No, WSHIDO is not listed on Coinbase, MetaMask, or any major wallet’s native exchange. You can only buy it on smaller platforms like Bybit, Binance, or Shido Dex - and even then, you can’t withdraw it to your own wallet on most of them. That’s a major red flag for any asset you plan to hold long-term.
Why is the circulating supply different across websites?
Because there’s no central authority tracking WSHIDO. CoinGecko, Holder.io, and Binance pull data from different sources, and some may count burned tokens, locked tokens, or fake transactions. With an unlimited supply and no audit, supply numbers are guesswork. Don’t trust any single number.
Is WSHIDO a good investment?
No. With a market cap under $300K, an unlimited supply, near-zero trading volume, and no development activity, WSHIDO is one of the riskiest tokens on the market. It’s not a long-term investment. It’s a high-risk gamble with a 99% chance of total loss. Most experienced traders avoid tokens like this entirely.
What caused WSHIDO’s price to crash from $0.0023 to $0.00026?

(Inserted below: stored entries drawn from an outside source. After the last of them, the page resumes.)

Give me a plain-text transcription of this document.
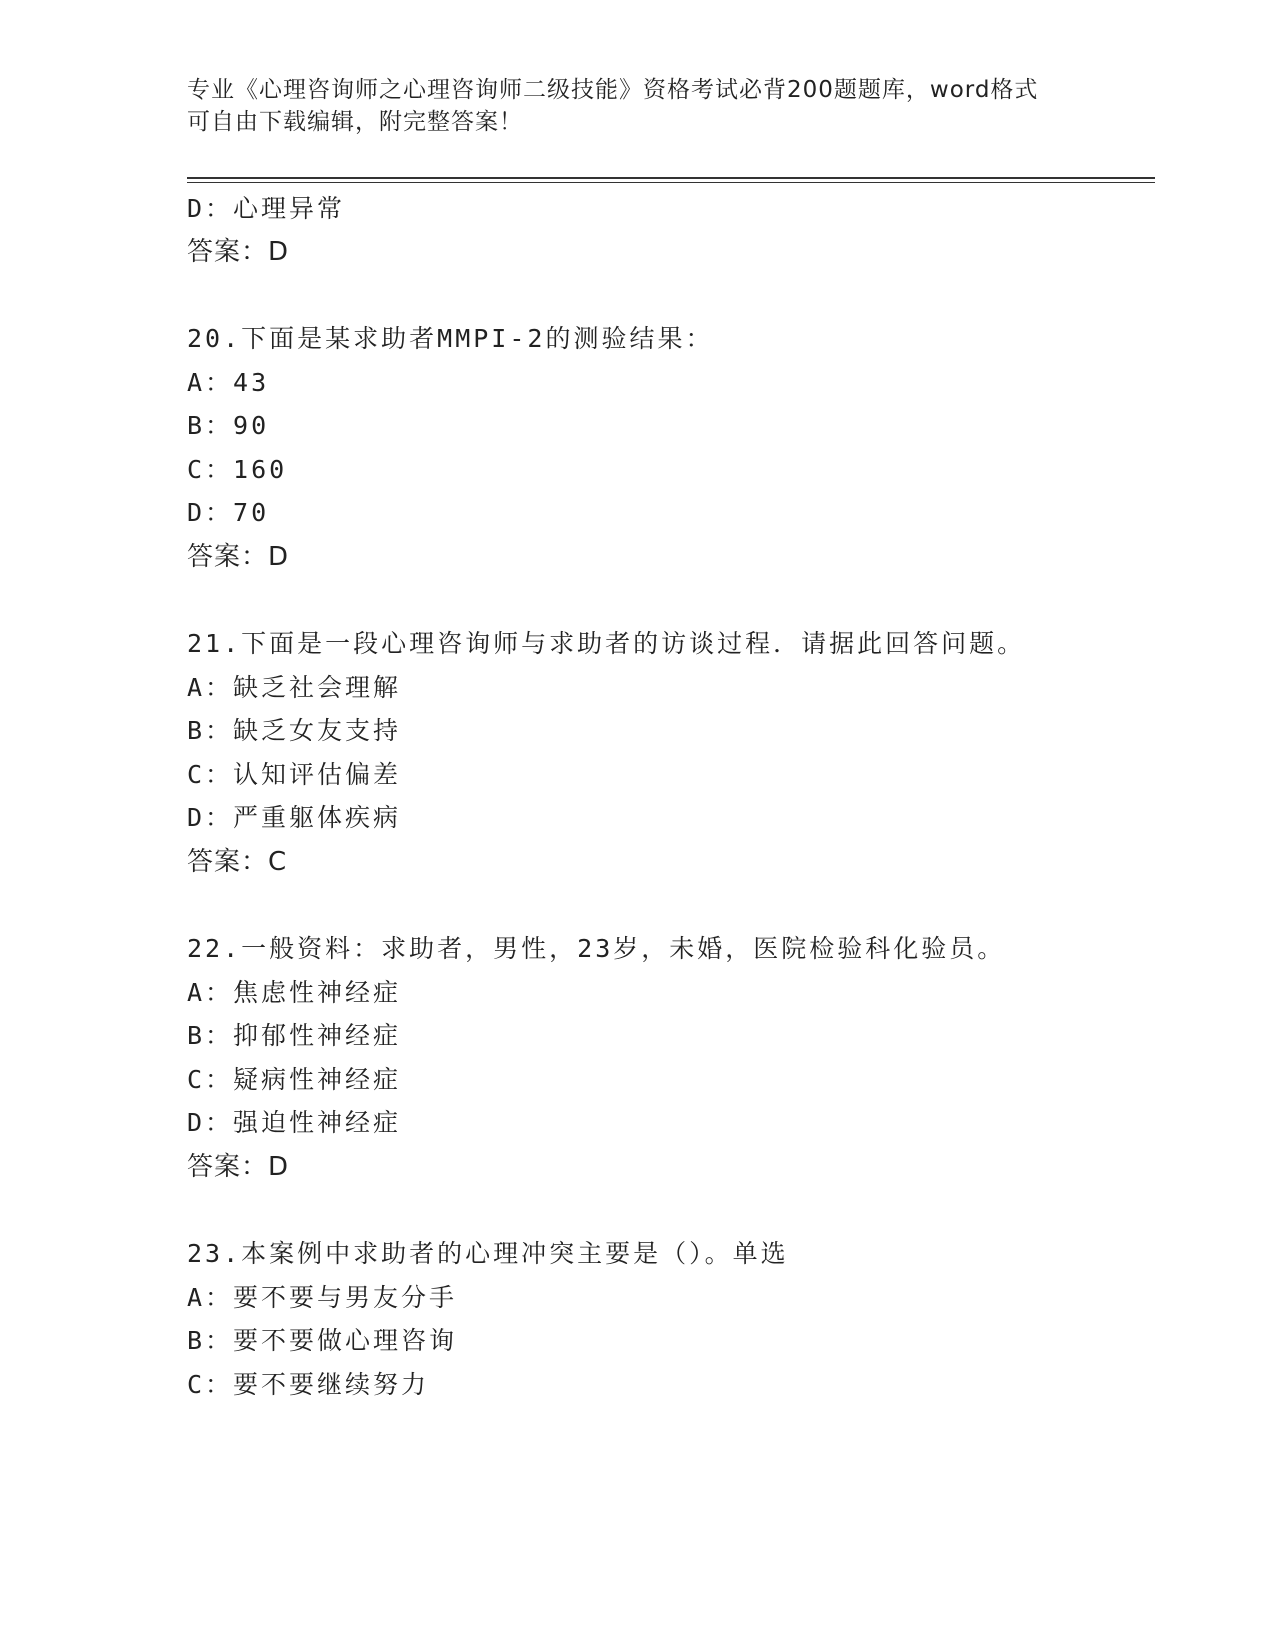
专业《心理咨询师之心理咨询师二级技能》资格考试必背200题题库，word格式
可自由下载编辑，附完整答案！
D：心理异常
答案：D
20.下面是某求助者MMPI-2的测验结果：
A：43
B：90
C：160
D：70
答案：D
21.下面是一段心理咨询师与求助者的访谈过程．请据此回答问题。
A：缺乏社会理解
B：缺乏女友支持
C：认知评估偏差
D：严重躯体疾病
答案：C
22.一般资料：求助者，男性，23岁，未婚，医院检验科化验员。
A：焦虑性神经症
B：抑郁性神经症
C：疑病性神经症
D：强迫性神经症
答案：D
23.本案例中求助者的心理冲突主要是（）。单选
A：要不要与男友分手
B：要不要做心理咨询
C：要不要继续努力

The price surge in September 2025 was likely driven by hype, pump-and-dump schemes, or bots. Once the buying stopped, the lack of real demand, low liquidity, and unlimited supply caused a rapid collapse. Tokens like this don’t fall gradually - they crater when the last speculator sells. There’s no fundamental reason for the drop - just market mechanics working against it.
Can WSHIDO’s price go back up?
Technically, yes - but only if someone starts buying aggressively again. There’s no catalyst for growth. No product. No partnership. No news. Without a reason for demand, the price will stay stuck in the same range or drop further. The unlimited supply means more tokens can be released at any time, which makes any price recovery unlikely.